NOT Sheffield Park and Gardens. |
Back in the day I had a girlfriend who, on one occasion, insisted we
visit a place in East Sussex called Sheffield Park and Gardens. I went along and I didn’t complain, at least
not too much, but at the time I could think of few things more boring or more
staid or (god forbid) middle aged than going for a walk in a garden.
Well, if we’re lucky enough to survive, middle age has
a way of happening to us whether we want it to or not. And these days walking in a garden seems a
great pleasure. I accept that it remains
bit staid but it’s seldom boring, and I suppose that’s because I’ve trained
myself not to be bored.
I didn’t take any
photographs of Sheffield Park at the time, but all the current images show this
path and bridge, and I’ve just about convinced myself that I remember them.
More than that, I discover that Sheffield Park and Garden
now has a section called Walk Wood, a piece of woodland acquired as a windbreak
for the main garden, and at the moment it contains work by a local artist named
Keith Pettit who, according to the website, “has
created a collection of sculptures that form a new trail through the woodland.”
I’d like to see that,
but I happen to find myself living some five and a half thousand miles
away. But now that I like gardens, I’ve been
able to console myself by visiting at Lotusland, a 37 acre garden up the coast
by Santa Barbara. The last owner Ganna Walska (1887-1984)
certainly made it what it is today though the
overall estate was established in 1882 by Ralph Kinton Stevens who named it
"Tanglewood" and turned it unto a lemon and palm and olive nursery.
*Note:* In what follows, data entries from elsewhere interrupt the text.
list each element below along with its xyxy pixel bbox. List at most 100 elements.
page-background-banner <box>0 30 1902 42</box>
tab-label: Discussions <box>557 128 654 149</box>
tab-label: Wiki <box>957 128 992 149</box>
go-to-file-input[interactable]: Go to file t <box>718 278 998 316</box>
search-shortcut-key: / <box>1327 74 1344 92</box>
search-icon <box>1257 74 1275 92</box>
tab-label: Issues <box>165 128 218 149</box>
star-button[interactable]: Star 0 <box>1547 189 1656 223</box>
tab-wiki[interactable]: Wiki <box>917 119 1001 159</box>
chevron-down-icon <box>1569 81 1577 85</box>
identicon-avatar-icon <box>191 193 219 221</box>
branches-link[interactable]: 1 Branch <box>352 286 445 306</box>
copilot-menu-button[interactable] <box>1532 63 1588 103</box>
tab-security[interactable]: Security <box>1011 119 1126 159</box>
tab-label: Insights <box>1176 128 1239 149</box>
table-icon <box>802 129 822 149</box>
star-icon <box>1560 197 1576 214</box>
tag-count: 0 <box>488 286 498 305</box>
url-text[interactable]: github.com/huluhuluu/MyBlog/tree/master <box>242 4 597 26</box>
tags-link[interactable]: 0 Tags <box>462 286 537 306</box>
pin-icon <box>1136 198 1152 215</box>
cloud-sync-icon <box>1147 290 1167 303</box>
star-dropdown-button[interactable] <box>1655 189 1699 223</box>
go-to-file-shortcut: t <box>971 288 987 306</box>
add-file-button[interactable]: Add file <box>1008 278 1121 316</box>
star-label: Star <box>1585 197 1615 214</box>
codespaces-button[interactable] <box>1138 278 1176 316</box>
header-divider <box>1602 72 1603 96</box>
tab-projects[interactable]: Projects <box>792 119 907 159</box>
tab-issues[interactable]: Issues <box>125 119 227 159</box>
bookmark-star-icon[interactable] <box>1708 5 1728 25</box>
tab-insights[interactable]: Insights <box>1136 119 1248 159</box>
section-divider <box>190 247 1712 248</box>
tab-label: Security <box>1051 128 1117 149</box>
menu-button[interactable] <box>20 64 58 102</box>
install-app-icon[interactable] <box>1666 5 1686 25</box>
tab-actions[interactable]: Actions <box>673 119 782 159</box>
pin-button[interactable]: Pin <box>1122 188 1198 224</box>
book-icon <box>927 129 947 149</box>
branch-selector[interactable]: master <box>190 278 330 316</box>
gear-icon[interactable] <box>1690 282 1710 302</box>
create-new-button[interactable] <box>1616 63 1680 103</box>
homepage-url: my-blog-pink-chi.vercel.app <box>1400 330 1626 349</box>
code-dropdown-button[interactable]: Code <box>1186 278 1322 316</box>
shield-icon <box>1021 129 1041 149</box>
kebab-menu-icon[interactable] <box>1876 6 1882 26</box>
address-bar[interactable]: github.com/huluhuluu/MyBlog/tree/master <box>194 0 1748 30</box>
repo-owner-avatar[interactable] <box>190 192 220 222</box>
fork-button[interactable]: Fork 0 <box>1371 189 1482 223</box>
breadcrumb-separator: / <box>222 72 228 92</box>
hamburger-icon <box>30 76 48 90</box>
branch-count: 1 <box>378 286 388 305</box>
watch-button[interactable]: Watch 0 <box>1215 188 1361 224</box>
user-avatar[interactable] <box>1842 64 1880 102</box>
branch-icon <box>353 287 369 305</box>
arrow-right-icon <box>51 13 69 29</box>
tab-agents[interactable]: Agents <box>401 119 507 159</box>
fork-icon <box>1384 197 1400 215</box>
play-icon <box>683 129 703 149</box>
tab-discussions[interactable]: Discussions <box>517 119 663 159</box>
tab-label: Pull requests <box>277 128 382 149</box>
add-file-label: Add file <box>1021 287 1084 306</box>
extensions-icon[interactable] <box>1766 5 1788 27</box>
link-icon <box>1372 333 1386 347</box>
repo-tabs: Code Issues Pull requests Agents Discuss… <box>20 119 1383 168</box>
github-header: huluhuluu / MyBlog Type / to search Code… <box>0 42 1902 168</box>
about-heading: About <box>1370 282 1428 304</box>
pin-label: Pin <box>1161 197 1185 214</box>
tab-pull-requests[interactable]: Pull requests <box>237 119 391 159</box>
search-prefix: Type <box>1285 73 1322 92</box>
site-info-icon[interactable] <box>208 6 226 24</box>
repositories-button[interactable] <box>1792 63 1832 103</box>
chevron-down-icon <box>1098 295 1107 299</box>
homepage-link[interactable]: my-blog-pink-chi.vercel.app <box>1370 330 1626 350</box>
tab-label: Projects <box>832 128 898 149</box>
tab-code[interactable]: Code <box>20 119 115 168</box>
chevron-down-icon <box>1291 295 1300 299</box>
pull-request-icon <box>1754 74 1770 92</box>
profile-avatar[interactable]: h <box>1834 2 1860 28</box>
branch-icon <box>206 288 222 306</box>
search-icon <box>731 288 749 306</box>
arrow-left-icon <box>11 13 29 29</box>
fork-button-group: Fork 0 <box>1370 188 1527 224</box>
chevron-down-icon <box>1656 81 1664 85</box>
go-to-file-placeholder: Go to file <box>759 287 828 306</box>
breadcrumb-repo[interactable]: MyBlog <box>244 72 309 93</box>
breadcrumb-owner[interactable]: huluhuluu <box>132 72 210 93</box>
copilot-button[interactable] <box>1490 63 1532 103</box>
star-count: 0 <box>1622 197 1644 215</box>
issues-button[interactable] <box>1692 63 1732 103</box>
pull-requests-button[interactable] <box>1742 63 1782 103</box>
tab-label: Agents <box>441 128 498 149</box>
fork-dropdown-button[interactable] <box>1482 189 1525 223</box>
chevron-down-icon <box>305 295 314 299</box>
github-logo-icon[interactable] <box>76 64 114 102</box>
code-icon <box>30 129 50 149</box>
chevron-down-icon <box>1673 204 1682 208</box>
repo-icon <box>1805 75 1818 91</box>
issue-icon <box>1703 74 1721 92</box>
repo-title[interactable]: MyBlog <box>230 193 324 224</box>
This,
I gather, is how it looked in 1896:
The estate changed hands quite a few times
until Madame Walska bought it in 1941 the intention of naming it Tibetland and
using it as a retreat for Tibet monks.
Her then husband Theos Bernard who was a scholar of Tibetan Buddhism and
called himself “the first white lama.”
There are still signs of their plans:
And although there’s nothing resembling a
“sculpture trail,” there are these things French “grotesques,” from a previous
estate Madame Walska had outside of Paris before the war. When the Nazis came, she fled, and her
gardeners who remained buried the grotesques and madam’s Rolls Royce in a hole
in the garden, where they remained until the end of hostilities when they were
excavated and found to be intact.
These days Lotusland owned by a trust
and is open to the public, but you have to have reservations and unless you’re a member – which is a pricey business – you’re only
allowed to walk in the garden as part of guided tour.
Our guide was excellent
and the group was small and I knew what I was getting myself into, but even so
it was still a bit constraining. In a
two hour walk you cover about a mile and a half, so there’s inevitably as much
standing about as there is walking, which is not entirely what the
psychogeographer ordered.
Hard
to imagine that Madame Walska was much of a walker, though she did take a daily stroll around her garden,
and I imagine came back with a list of improvements to give to the
gardener. One also imagines that a walk
with Madame Walska would have been a rather theatrical affair.